When you have your own small business, expect to work hard and long hours to get your business going. You will be on your own, without anyone holding your hand along the way. The profit that you expect to make may very well be in the future as most businesses do not turn a profit in the first year. But, if you are strong willed and determined to succeed in your business, you will be successful.

Running your own business start-up is not only financially rewarding, but personally gratifying. You are working for yourself, to make yourself rich instead of working to make someone else money. Those who are the most successful in the United States are those who have an entrepreneurial spirit. There is an old saying – “You never get rich working for someone else.” This is true. If you want to be truly successful, you have to have the gut to start up your own business, but be prepared to take on the challenges as well as reap the rewards.

Commitment is key to being successful in your own business. Before you start looking for business finance, be sure that you are totally committed to success. You need to be committed and passionate about your business idea and be willing to give it most of your time. You should start a business that you love, that you will want to continue to work on because you believe in the idea and the need for the business. Remember – if you are doing something that you like, you will never really work a day in your life. Those who succeed in their own business love the business that they are in and enjoy the work that it takes to build the business idea into reality.

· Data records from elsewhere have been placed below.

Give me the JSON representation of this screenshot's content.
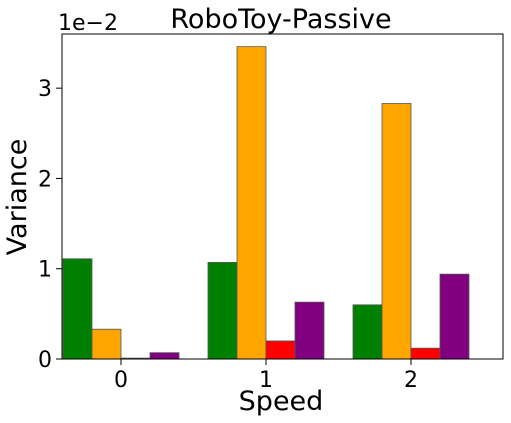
{
  "chart_data": {
    "type": "bar",
    "title": "RoboToy-Passive",
    "xlabel": "Speed",
    "ylabel": "Variance",
    "y_offset_label": "1e−2",
    "categories": [
      "0",
      "1",
      "2"
    ],
    "ylim": [
      0,
      0.036
    ],
    "yticks": [
      0,
      0.01,
      0.02,
      0.03
    ],
    "ytick_labels": [
      "0",
      "1",
      "2",
      "3"
    ],
    "grid": false,
    "legend": "none",
    "series": [
      {
        "color": "#008000",
        "values": [
          0.0111,
          0.0107,
          0.006
        ]
      },
      {
        "color": "#FFA500",
        "values": [
          0.0033,
          0.0346,
          0.0283
        ]
      },
      {
        "color": "#FF0000",
        "values": [
          0.0001,
          0.002,
          0.0012
        ]
      },
      {
        "color": "#800080",
        "values": [
          0.0007,
          0.0063,
          0.0094
        ]
      }
    ]
  }
}
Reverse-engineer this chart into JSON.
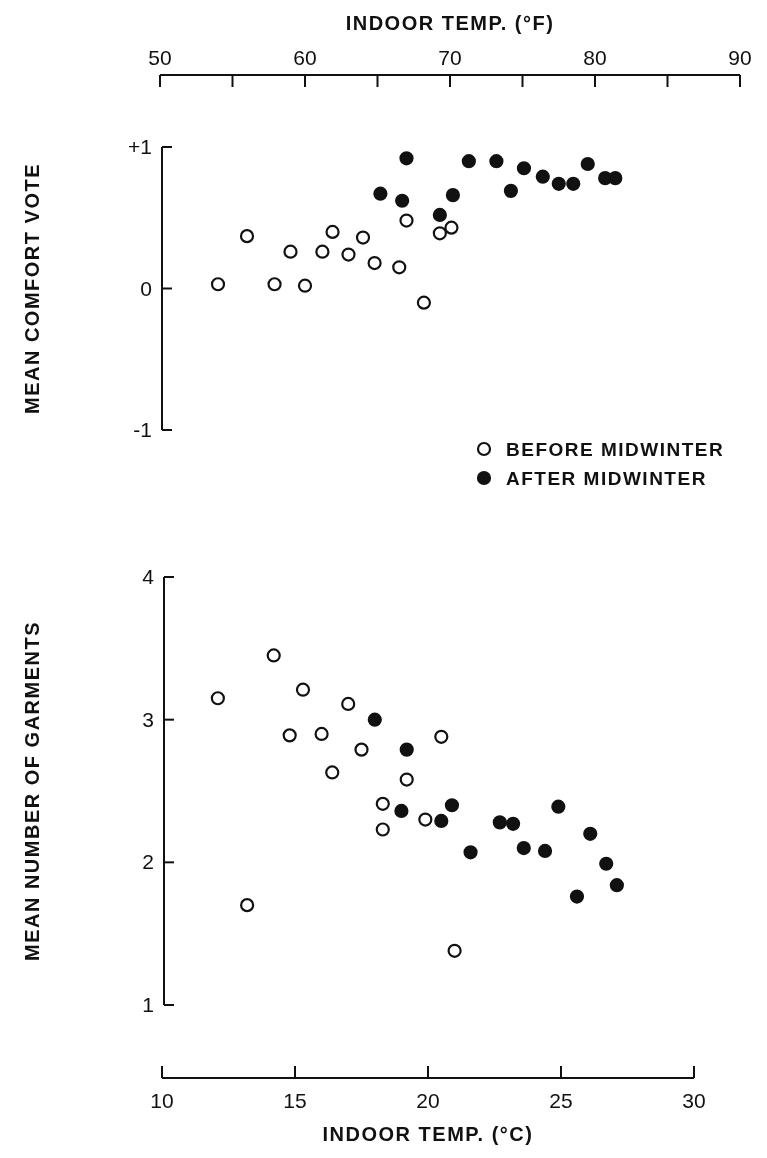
{
  "chart_data": [
    {
      "type": "scatter",
      "xlabel": "INDOOR TEMP. (°F)",
      "ylabel": "MEAN COMFORT VOTE",
      "xlim": [
        50,
        90
      ],
      "xticks": [
        50,
        60,
        70,
        80,
        90
      ],
      "ylim": [
        -1,
        1
      ],
      "yticks": [
        {
          "value": -1,
          "label": "-1"
        },
        0,
        {
          "value": 1,
          "label": "+1"
        }
      ],
      "marker": "circle",
      "legend": "bottom right",
      "series": [
        {
          "name": "BEFORE MIDWINTER",
          "color": "#ffffff",
          "x": [
            54.0,
            56.0,
            57.9,
            59.0,
            60.0,
            61.2,
            61.9,
            63.0,
            64.0,
            64.8,
            66.5,
            67.0,
            68.2,
            69.3,
            70.1
          ],
          "values": [
            0.03,
            0.37,
            0.03,
            0.26,
            0.02,
            0.26,
            0.4,
            0.24,
            0.36,
            0.18,
            0.15,
            0.48,
            -0.1,
            0.39,
            0.43
          ]
        },
        {
          "name": "AFTER MIDWINTER",
          "color": "#111111",
          "x": [
            65.2,
            66.7,
            67.0,
            69.3,
            70.2,
            71.3,
            73.2,
            74.2,
            75.1,
            76.4,
            77.5,
            78.5,
            79.5,
            80.7,
            81.4
          ],
          "values": [
            0.67,
            0.62,
            0.92,
            0.52,
            0.66,
            0.9,
            0.9,
            0.69,
            0.85,
            0.79,
            0.74,
            0.74,
            0.88,
            0.78,
            0.78
          ]
        }
      ]
    },
    {
      "type": "scatter",
      "xlabel": "INDOOR TEMP. (°C)",
      "ylabel": "MEAN NUMBER OF GARMENTS",
      "xlim": [
        10,
        30
      ],
      "xticks": [
        10,
        15,
        20,
        25,
        30
      ],
      "ylim": [
        1,
        4
      ],
      "yticks": [
        1,
        2,
        3,
        4
      ],
      "marker": "circle",
      "series": [
        {
          "color": "#ffffff",
          "x": [
            12.1,
            14.2,
            13.2,
            15.3,
            14.8,
            16.0,
            17.0,
            16.4,
            17.5,
            20.5,
            19.2,
            18.3,
            18.3,
            19.9,
            21.0
          ],
          "values": [
            3.15,
            3.45,
            1.7,
            3.21,
            2.89,
            2.9,
            3.11,
            2.63,
            2.79,
            2.88,
            2.58,
            2.41,
            2.23,
            2.3,
            1.38
          ]
        },
        {
          "color": "#111111",
          "x": [
            18.0,
            19.2,
            19.0,
            20.5,
            20.9,
            21.6,
            22.7,
            23.2,
            23.6,
            24.4,
            24.9,
            25.6,
            26.1,
            26.7,
            27.1
          ],
          "values": [
            3.0,
            2.79,
            2.36,
            2.29,
            2.4,
            2.07,
            2.28,
            2.27,
            2.1,
            2.08,
            2.39,
            1.76,
            2.2,
            1.99,
            1.84
          ]
        }
      ]
    }
  ]
}
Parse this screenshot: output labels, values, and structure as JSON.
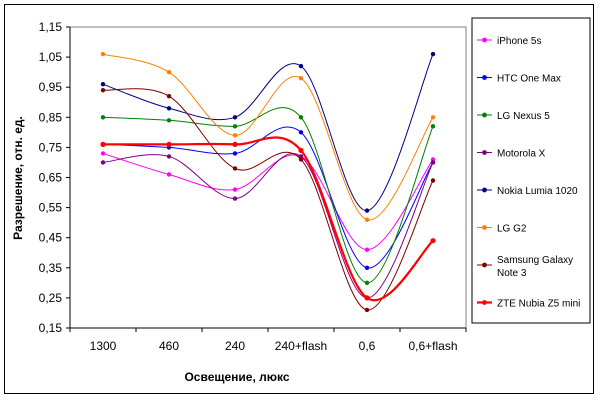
{
  "chart_data": {
    "type": "line",
    "title": "",
    "xlabel": "Освещение, люкс",
    "ylabel": "Разрешение, отн. ед.",
    "categories": [
      "1300",
      "460",
      "240",
      "240+flash",
      "0,6",
      "0,6+flash"
    ],
    "ylim": [
      0.15,
      1.15
    ],
    "yticks": [
      "0,15",
      "0,25",
      "0,35",
      "0,45",
      "0,55",
      "0,65",
      "0,75",
      "0,85",
      "0,95",
      "1,05",
      "1,15"
    ],
    "series": [
      {
        "name": "iPhone 5s",
        "color": "#ff00ff",
        "values": [
          0.73,
          0.66,
          0.61,
          0.72,
          0.41,
          0.71
        ],
        "bold": false
      },
      {
        "name": "HTC One Max",
        "color": "#0000ff",
        "values": [
          0.76,
          0.75,
          0.73,
          0.8,
          0.35,
          0.7
        ],
        "bold": false
      },
      {
        "name": "LG Nexus 5",
        "color": "#008000",
        "values": [
          0.85,
          0.84,
          0.82,
          0.85,
          0.3,
          0.82
        ],
        "bold": false
      },
      {
        "name": "Motorola X",
        "color": "#800080",
        "values": [
          0.7,
          0.72,
          0.58,
          0.72,
          0.25,
          0.7
        ],
        "bold": false
      },
      {
        "name": "Nokia Lumia 1020",
        "color": "#000080",
        "values": [
          0.96,
          0.88,
          0.85,
          1.02,
          0.54,
          1.06
        ],
        "bold": false
      },
      {
        "name": "LG G2",
        "color": "#ff8000",
        "values": [
          1.06,
          1.0,
          0.79,
          0.98,
          0.51,
          0.85
        ],
        "bold": false
      },
      {
        "name": "Samsung Galaxy Note 3",
        "legend_lines": [
          "Samsung Galaxy",
          "Note 3"
        ],
        "color": "#800000",
        "values": [
          0.94,
          0.92,
          0.68,
          0.71,
          0.21,
          0.64
        ],
        "bold": false
      },
      {
        "name": "ZTE Nubia Z5 mini",
        "color": "#ff0000",
        "values": [
          0.76,
          0.76,
          0.76,
          0.74,
          0.25,
          0.44
        ],
        "bold": true
      }
    ]
  }
}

Before you start your own business, ask yourself these questions:

  • - Can you put in the time it will take to make your business successful?
  • - Are you able to take on the challenges of a new business?
  • - Do you have people who will stand behind you with your new business, such as family and friends?
  • - Take this short quiz to see if you are the entrepreneurial type.
  • - Get a hold of potential clients or customers and talk about the business to determine their interest.
  • - Do a marketing study such as offering sample products or services on a trial basis to see the general interest in your business. .
  • - Research your competitor’s businesses so that you can better understand your own business prospects – learn their strengths and weaknesses and see how you
    can capitalize on strengths and eliminate the weaknesses in your own business.